Advanced Data Management Technologies (ADMT)
Academic Year: | 2018/19, 1st semester | Timetable: | here |
Lecturer: | Johann Gamper | Lab instructor: | Anton Dignös |
Lectures: | TU 10:00-12:00, FR 10:00-12:00, Room D0.02 |
Labs: | FR 12:00-14:00, Room Laboratory |
Office hours: | WE 13:00-14:00 or email arrangement | Lab office hours: | WE 13:00-14:00, FR 11:00-12:00 or email arrangement |
Objectives: Introduce advanced data management technologies that go beyond traditional (relational) database management systems and train students to evaluate the advantages and disadvantages of such technologies in different application contexts.

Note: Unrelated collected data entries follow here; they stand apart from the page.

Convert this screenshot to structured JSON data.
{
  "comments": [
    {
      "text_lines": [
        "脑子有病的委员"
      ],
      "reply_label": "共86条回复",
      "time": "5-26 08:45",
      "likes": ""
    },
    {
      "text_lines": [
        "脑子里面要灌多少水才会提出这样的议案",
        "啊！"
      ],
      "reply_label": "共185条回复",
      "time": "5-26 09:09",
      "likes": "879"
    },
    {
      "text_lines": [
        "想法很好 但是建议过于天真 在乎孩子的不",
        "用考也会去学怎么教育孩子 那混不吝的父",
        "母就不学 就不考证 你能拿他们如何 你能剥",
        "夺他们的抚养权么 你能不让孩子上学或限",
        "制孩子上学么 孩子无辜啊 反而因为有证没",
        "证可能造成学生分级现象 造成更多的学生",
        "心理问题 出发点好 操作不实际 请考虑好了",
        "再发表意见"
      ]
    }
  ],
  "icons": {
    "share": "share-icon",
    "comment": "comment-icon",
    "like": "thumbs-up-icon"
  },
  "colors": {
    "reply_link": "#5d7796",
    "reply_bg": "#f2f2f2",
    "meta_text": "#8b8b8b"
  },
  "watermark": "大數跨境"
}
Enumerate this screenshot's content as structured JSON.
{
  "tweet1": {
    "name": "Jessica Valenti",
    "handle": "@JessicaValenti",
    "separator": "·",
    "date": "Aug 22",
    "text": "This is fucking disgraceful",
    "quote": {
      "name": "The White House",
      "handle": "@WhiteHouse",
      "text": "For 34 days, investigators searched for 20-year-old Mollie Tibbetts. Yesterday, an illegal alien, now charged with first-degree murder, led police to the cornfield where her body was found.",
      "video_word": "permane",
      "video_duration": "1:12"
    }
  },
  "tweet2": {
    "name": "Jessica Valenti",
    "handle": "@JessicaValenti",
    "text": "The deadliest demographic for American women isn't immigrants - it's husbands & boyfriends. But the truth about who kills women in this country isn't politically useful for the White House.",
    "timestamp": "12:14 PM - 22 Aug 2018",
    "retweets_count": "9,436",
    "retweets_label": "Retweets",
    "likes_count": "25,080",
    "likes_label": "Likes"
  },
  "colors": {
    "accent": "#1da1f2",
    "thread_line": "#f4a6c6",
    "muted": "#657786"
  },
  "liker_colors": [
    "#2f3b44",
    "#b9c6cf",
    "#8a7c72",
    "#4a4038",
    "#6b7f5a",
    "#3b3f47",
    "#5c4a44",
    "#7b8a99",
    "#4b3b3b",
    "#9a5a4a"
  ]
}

Prerequisites: Students should be familiar with basic concepts in databases (including relational databases, SQL, and relational algebra) and algorithms, as well as having good pogramming skills.
Syllabus:
- Data warehousing and business intelligence
- Multidimensional modelling and OLAP
- NoSQL and map-reduce
- Distributed databases and peer-to-peer systems
- Distributed access structures
- Main memory database systems
Learning Outcomes:
- Basic knowledge of storing, querying and managing large amounts of data and the associated languages, tools and systems
- Practical application and evaluation of tools and techniques in the field of data science
- Ability to autonomously select the documentation needed to keep up to date in a given sector
- Ability to use English at an advanced level with particular reference to disciplinary terminology
- Ability to autonomously extend the knowledge acquired during the study course
References: There is no single textbook that covers the entire course. The course material is collected from various textbooks and research papers. They are indicated on the slides.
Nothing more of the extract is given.